Public Watchdog.org

Labor Day 2017

09.04.17

Last Labor Day our post discussed all the good things private sector labor unions have achieved for American workers – including today’s national holiday – while also noting the bad things public sector unions have foisted on taxpayers, most of whom are private sector union and non-union workers.

Because public sector union members almost exclusively provide services rather than goods, the global economy does not provide the same checks and balances on that sector that it does to the private sector dominated by manufacturing and retail. Hence, 34.4% of public sector workers are unionized compared to only 6.4% of private sector workers, according to a 2017 report by the U.S. Dept. of Labor’s Bureau of Labor Statistics.

And most, if not all, of those public sector workers get their wages and benefits from the taxpayers, who  pay for them with the fruits of their own labor.

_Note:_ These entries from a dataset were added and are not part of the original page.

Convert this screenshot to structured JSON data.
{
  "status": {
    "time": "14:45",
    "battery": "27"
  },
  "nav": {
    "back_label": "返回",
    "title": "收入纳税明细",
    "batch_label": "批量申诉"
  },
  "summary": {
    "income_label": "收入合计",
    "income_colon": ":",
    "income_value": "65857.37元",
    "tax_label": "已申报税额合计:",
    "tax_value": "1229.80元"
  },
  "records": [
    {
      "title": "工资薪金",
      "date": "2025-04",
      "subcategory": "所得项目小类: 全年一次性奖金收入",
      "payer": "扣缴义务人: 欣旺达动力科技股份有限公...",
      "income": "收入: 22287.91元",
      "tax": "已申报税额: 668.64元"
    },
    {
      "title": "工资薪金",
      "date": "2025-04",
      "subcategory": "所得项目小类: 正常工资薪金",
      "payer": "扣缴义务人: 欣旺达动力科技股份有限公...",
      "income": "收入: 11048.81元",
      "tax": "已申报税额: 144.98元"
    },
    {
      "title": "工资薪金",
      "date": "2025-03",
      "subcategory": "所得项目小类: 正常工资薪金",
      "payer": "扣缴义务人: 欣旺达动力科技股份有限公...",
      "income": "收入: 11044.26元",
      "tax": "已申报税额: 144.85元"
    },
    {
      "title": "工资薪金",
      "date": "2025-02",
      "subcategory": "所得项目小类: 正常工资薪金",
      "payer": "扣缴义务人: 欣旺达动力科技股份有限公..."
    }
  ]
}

Which makes it more important than ever that, on this Labor Day, we remember the words of Thomas Jefferson from his first inaugural address in 1801, in which he advocated for “a wise and frugal government, which shall restrain men from injuring one another, shall leave them otherwise free to regulate their own pursuits of industry and improvement, and shall not take from the mouth of labor the bread it has earned.”

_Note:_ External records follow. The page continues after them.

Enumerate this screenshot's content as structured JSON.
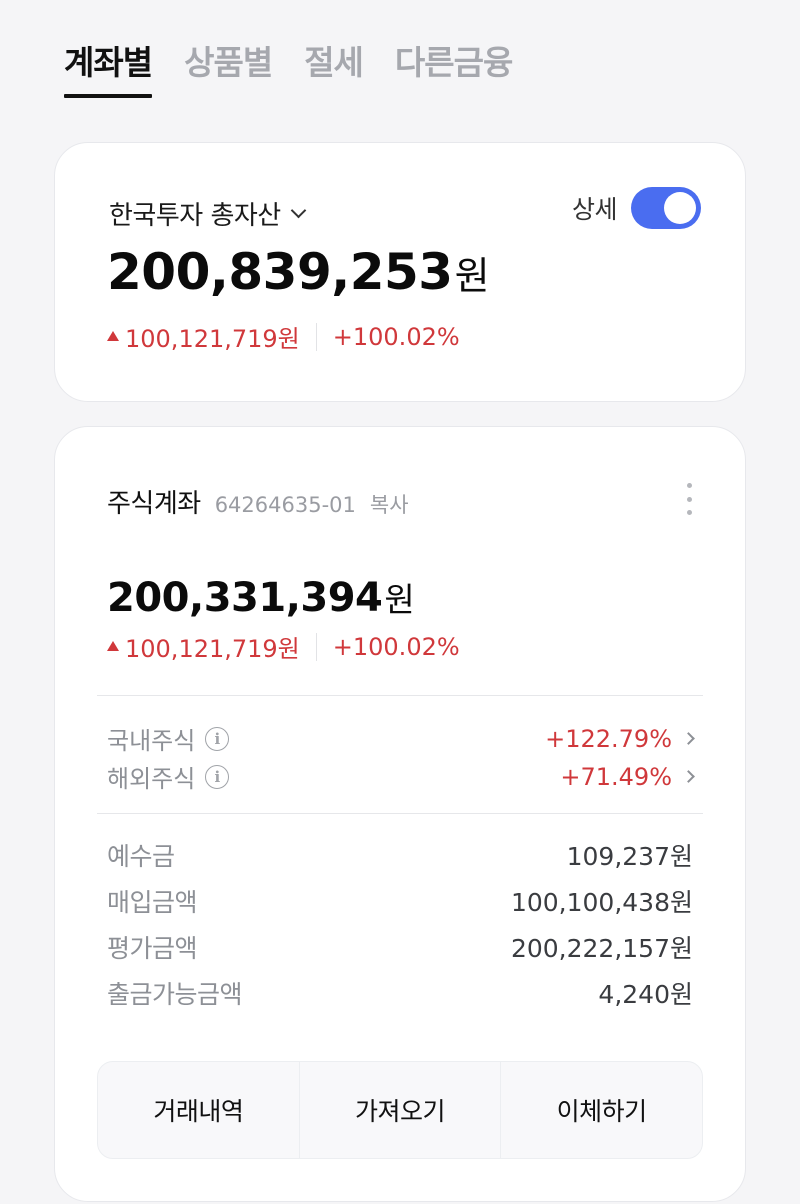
{
  "tabs": [
    {
      "label": "계좌별",
      "active": true
    },
    {
      "label": "상품별",
      "active": false
    },
    {
      "label": "절세",
      "active": false
    },
    {
      "label": "다른금융",
      "active": false
    }
  ],
  "summary": {
    "label": "한국투자 총자산",
    "detail_label": "상세",
    "detail_toggle_on": true,
    "amount": "200,839,253",
    "unit": "원",
    "change_amount": "100,121,719원",
    "change_pct": "+100.02%"
  },
  "account": {
    "name": "주식계좌",
    "number": "64264635-01",
    "copy_label": "복사",
    "amount": "200,331,394",
    "unit": "원",
    "change_amount": "100,121,719원",
    "change_pct": "+100.02%",
    "stocks": [
      {
        "name": "국내주식",
        "pct": "+122.79%"
      },
      {
        "name": "해외주식",
        "pct": "+71.49%"
      }
    ],
    "details": [
      {
        "label": "예수금",
        "value": "109,237원"
      },
      {
        "label": "매입금액",
        "value": "100,100,438원"
      },
      {
        "label": "평가금액",
        "value": "200,222,157원"
      },
      {
        "label": "출금가능금액",
        "value": "4,240원"
      }
    ],
    "actions": [
      "거래내역",
      "가져오기",
      "이체하기"
    ]
  },
  "colors": {
    "accent": "#4a6df0",
    "up": "#d0383b",
    "muted": "#8d9096"
  },
  "icons": {
    "dropdown": "chevron-down-icon",
    "more": "more-vertical-icon",
    "info": "info-icon",
    "row_arrow": "chevron-right-icon",
    "up": "triangle-up-icon"
  }
}
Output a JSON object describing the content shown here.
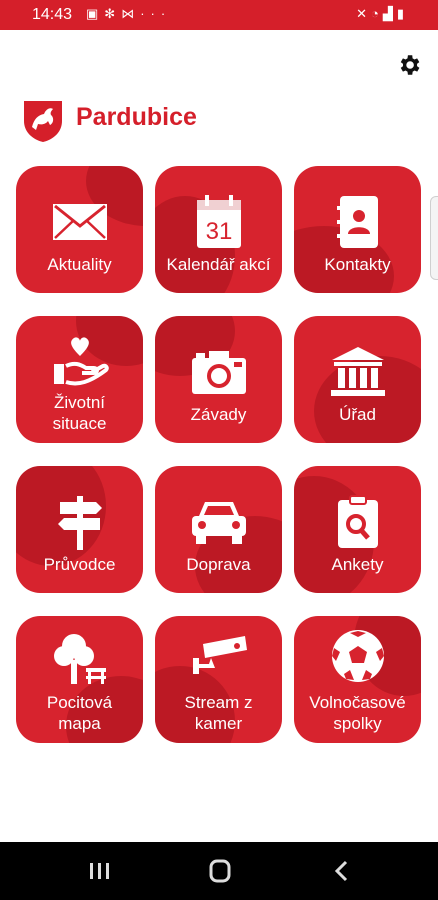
{
  "status_bar": {
    "time": "14:43",
    "left_icons": [
      "image-icon",
      "gear-icon",
      "signal-icon",
      "more-icon"
    ],
    "right_icons": [
      "mute-icon",
      "wifi-icon",
      "signal-icon",
      "battery-icon"
    ]
  },
  "header": {
    "brand": "Pardubice"
  },
  "tiles": [
    {
      "label": "Aktuality",
      "icon": "envelope-icon"
    },
    {
      "label": "Kalendář akcí",
      "icon": "calendar-icon",
      "icon_text": "31"
    },
    {
      "label": "Kontakty",
      "icon": "contacts-icon"
    },
    {
      "label": "Životní\nsituace",
      "icon": "heart-hand-icon"
    },
    {
      "label": "Závady",
      "icon": "camera-icon"
    },
    {
      "label": "Úřad",
      "icon": "institution-icon"
    },
    {
      "label": "Průvodce",
      "icon": "signpost-icon"
    },
    {
      "label": "Doprava",
      "icon": "car-icon"
    },
    {
      "label": "Ankety",
      "icon": "survey-icon"
    },
    {
      "label": "Pocitová\nmapa",
      "icon": "park-icon"
    },
    {
      "label": "Stream z\nkamer",
      "icon": "security-camera-icon"
    },
    {
      "label": "Volnočasové\nspolky",
      "icon": "soccer-ball-icon"
    }
  ],
  "colors": {
    "brand_red": "#d51f2a",
    "tile_red": "#d7232e"
  }
}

Two hundred sixteen years later that principle of government is truer than ever – especially here in the mismanaged, corrupt, tax-happy yet almost-bankrupt State of Illinois.

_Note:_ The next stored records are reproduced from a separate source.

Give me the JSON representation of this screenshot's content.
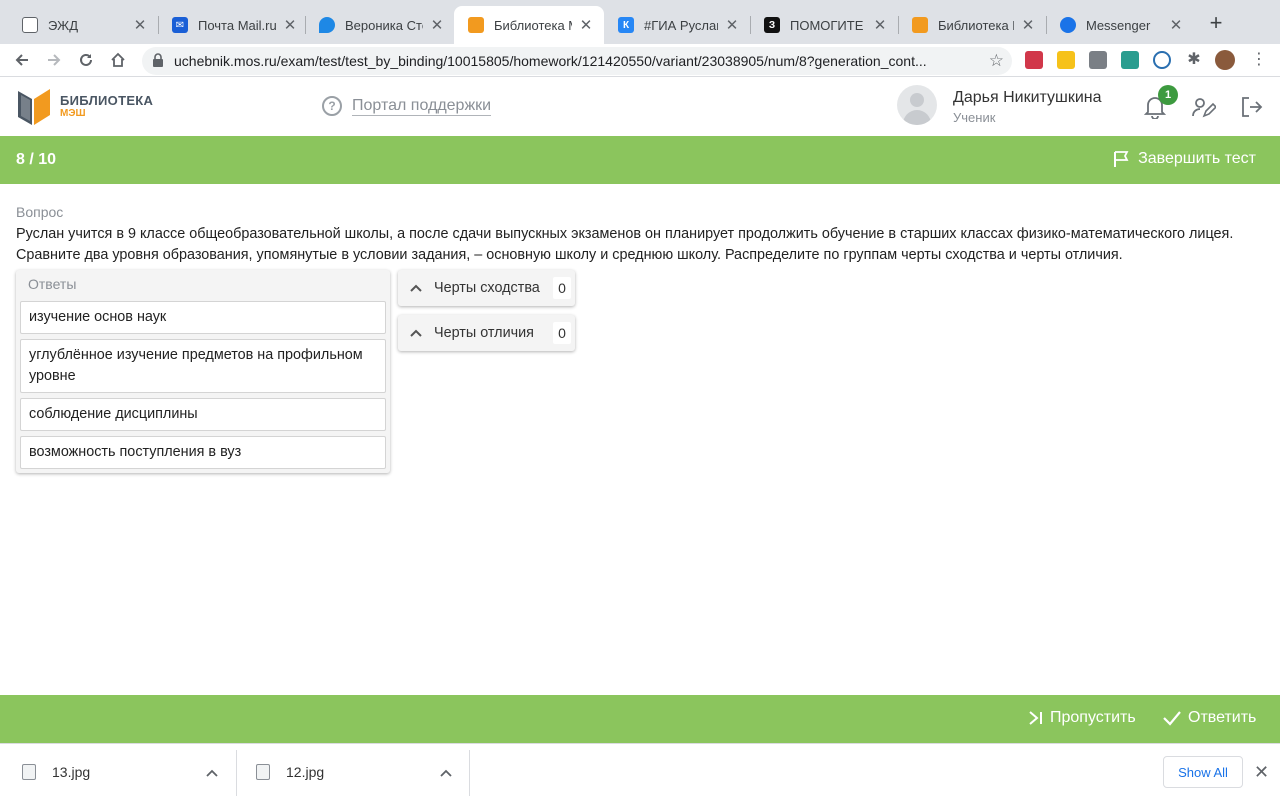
{
  "browser": {
    "tabs": [
      {
        "title": "ЭЖД",
        "icon": "document-icon",
        "color": "#5f6368"
      },
      {
        "title": "Почта Mail.ru",
        "icon": "mail-icon",
        "color": "#1a5fd6"
      },
      {
        "title": "Вероника Сте",
        "icon": "swirl-icon",
        "color": "#1e88e5"
      },
      {
        "title": "Библиотека М",
        "icon": "book-icon",
        "color": "#f29a1f"
      },
      {
        "title": "#ГИА Руслан у",
        "icon": "vk-icon",
        "color": "#2787f5"
      },
      {
        "title": "ПОМОГИТЕ , I",
        "icon": "znanija-icon",
        "color": "#111111"
      },
      {
        "title": "Библиотека М",
        "icon": "book-icon",
        "color": "#f29a1f"
      },
      {
        "title": "Messenger",
        "icon": "messenger-icon",
        "color": "#1a73e8"
      }
    ],
    "url": "uchebnik.mos.ru/exam/test/test_by_binding/10015805/homework/121420550/variant/23038905/num/8?generation_cont..."
  },
  "header": {
    "logo_line1": "БИБЛИОТЕКА",
    "logo_line2": "МЭШ",
    "support_link": "Портал поддержки",
    "user_name": "Дарья Никитушкина",
    "user_role": "Ученик",
    "notifications_count": "1"
  },
  "test": {
    "counter": "8 / 10",
    "finish_label": "Завершить тест",
    "question_label": "Вопрос",
    "question_text": "Руслан учится в 9 классе общеобразовательной школы, а после сдачи выпускных экзаменов он планирует продолжить обучение в старших классах физико-математического лицея. Сравните два уровня образования, упомянутые в условии задания, – основную школу и среднюю школу. Распределите по группам черты сходства и черты отличия.",
    "answers_header": "Ответы",
    "answers": [
      "изучение основ наук",
      "углублённое изучение предметов на профильном уровне",
      "соблюдение дисциплины",
      "возможность поступления в вуз"
    ],
    "groups": [
      {
        "label": "Черты сходства",
        "count": "0"
      },
      {
        "label": "Черты отличия",
        "count": "0"
      }
    ],
    "skip_label": "Пропустить",
    "answer_label": "Ответить"
  },
  "downloads": {
    "files": [
      "13.jpg",
      "12.jpg"
    ],
    "show_all": "Show All"
  },
  "colors": {
    "accent_green": "#8bc55d",
    "badge_green": "#3d9a3f",
    "logo_orange": "#f29a1f"
  }
}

To read or post comments, click on title.

2 comments so far

Government has no money of its own, so every dollar it has it takes from taxpayers. That’s why there is, there always has been, and there always will be a tension between those who pay and those who receive.

We’ll never get it in Illinois, but we need restrictions on the scope of public union bargaining like our neighbors in Wisconsin implemented early in this decade. Public employees should be paid wages and receive benefits which are consistent with the private sector, where competition impacts compensation.

EDITOR’S NOTE: What we need are elected officials with spines who won’t roll over every time public employee unions tell them to do so.